L'inslruction se fait devant le Conseil des Prises sur simples mémoires respectivement communiqués par le Secrétariat aux intéressés ou à leurs défenseurs [Note : P. j. n° 72. Mémoire de la Junon contre la Mary-Anna]. Pérignon est l'avocat généralement choisi par les armateurs malouins pour défendre leurs intérêts devant ce tribunal. Il touche ainsi 3.000 francs pour ses soins dans une instance du Spéculateur (2ème course) [Note : Liquidation du 8 décembre 1813. — Le Ministre de la Justice s'oppose d'ailleurs au paiement de cette somme qu'il trouve exagérée. —Voir Etat des Archives de la Marine, quai Debilly]. Les délais pour cette instruction sont fixés à deux mois pour les navires conduits dans les ports de la Manche et de l'Océan. Mais la procédure complète demande beaucoup plus de temps. Ainsi le Reward, terri à Perros le 10 janvier 1808 par le Tillsit, n'était pas encore jugé le 24 mai 1810. Le bâtiment se trouvait alors dans un état de délabrement déplorable [Note : Copie de lettres du sous-commissaire de Lannion, 24 mai 1810].

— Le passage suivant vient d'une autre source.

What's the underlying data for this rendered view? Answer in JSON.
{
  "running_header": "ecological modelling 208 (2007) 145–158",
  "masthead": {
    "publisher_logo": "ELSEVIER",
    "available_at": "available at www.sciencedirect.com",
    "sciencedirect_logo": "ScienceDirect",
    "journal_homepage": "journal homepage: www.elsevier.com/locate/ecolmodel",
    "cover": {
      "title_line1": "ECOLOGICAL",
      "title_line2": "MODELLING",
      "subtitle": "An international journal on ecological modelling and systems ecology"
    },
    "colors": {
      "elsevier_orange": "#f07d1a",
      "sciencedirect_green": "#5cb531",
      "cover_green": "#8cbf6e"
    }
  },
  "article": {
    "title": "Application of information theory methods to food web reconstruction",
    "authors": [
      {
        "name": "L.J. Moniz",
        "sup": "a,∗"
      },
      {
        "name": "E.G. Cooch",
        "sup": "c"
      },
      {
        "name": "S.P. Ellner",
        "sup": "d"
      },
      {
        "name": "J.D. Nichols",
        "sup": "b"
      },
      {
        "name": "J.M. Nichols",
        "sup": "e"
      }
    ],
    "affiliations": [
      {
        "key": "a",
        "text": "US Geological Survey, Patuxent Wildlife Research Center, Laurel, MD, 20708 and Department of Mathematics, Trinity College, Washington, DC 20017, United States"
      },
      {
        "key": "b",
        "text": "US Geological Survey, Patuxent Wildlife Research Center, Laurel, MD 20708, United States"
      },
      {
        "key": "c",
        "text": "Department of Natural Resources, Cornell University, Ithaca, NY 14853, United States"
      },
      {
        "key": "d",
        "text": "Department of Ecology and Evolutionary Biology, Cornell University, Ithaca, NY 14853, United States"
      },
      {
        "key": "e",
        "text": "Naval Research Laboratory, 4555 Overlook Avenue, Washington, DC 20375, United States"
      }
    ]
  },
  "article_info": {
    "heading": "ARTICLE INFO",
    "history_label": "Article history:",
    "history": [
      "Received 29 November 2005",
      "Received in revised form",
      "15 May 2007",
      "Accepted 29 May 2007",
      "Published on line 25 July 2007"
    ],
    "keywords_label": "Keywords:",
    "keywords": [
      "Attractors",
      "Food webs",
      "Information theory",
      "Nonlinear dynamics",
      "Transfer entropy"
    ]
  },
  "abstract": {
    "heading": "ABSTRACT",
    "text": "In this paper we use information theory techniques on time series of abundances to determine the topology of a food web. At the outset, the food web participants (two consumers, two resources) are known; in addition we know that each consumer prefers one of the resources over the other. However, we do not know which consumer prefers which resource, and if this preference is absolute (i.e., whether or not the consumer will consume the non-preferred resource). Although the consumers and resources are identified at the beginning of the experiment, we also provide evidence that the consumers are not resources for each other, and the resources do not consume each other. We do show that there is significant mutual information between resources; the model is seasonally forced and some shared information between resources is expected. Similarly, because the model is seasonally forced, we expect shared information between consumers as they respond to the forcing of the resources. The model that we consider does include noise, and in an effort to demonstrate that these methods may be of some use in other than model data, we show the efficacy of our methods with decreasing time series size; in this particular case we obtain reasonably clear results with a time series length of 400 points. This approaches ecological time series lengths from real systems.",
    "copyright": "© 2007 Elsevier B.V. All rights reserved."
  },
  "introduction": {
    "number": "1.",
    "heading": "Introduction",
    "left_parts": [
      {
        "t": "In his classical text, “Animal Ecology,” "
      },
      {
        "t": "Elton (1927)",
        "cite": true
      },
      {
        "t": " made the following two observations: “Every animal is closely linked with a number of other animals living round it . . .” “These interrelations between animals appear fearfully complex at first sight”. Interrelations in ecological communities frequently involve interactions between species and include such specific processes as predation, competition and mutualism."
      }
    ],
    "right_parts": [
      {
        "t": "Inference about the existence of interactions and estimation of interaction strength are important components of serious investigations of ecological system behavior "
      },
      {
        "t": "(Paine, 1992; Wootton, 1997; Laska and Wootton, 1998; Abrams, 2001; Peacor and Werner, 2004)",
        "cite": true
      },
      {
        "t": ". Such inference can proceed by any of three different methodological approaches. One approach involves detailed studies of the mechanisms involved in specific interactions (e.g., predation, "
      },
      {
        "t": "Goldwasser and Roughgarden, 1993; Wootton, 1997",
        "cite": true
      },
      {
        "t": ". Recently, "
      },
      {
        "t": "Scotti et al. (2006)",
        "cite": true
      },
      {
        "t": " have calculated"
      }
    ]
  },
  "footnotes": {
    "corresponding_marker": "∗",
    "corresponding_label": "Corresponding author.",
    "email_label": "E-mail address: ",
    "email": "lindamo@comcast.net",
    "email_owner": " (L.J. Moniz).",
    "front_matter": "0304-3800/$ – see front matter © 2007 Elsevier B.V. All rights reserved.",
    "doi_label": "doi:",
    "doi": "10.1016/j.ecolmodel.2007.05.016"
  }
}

Un décret du 11 juin 1806 attribua au Conseil d'Etat la connaissance par appel des décisions du Conseil des Prises qui dévinrent plus fréquentes à la suite du Blocus continental. Mais, à partir de 1810, Napoléon se réserva personnellement ce genre d'affaires. C'est ainsi qu'il accorda directement mainlevée au navire américain Two Brothers capturé par le Brestois (1810).
Les neutres eurent certainement à subir un certain nombre d'injustices de la part des armateurs de corsaires peu soucieux de laisser échapper une belle prise [Note : Les prises neutres sont de beaucoup celles qui rapportent le plus] et des tribunaux trop favorables pour leurs concitoyens. Presque tous les faits constatés remontent à l'époque révolutionnaire. Tel neutre a si peu confiance dans la justice française qu'il néglige de réclamer le prix alloué pour le transport de marchandises captées [Note : Liquidation du Tigre, 29 prairial an II]. Les propriétaires de l’Entreprise paient une somme de 248.000 francs plutôt que de s'exposer aux risques d'un procès et pourtant, au dire des experts, la cargaison était bien d'origine française [Note : Voir supra, p. 99]. La procédure nouvelle introduite par le Consulat devait donner aux étrangers des garanties bien supérieures.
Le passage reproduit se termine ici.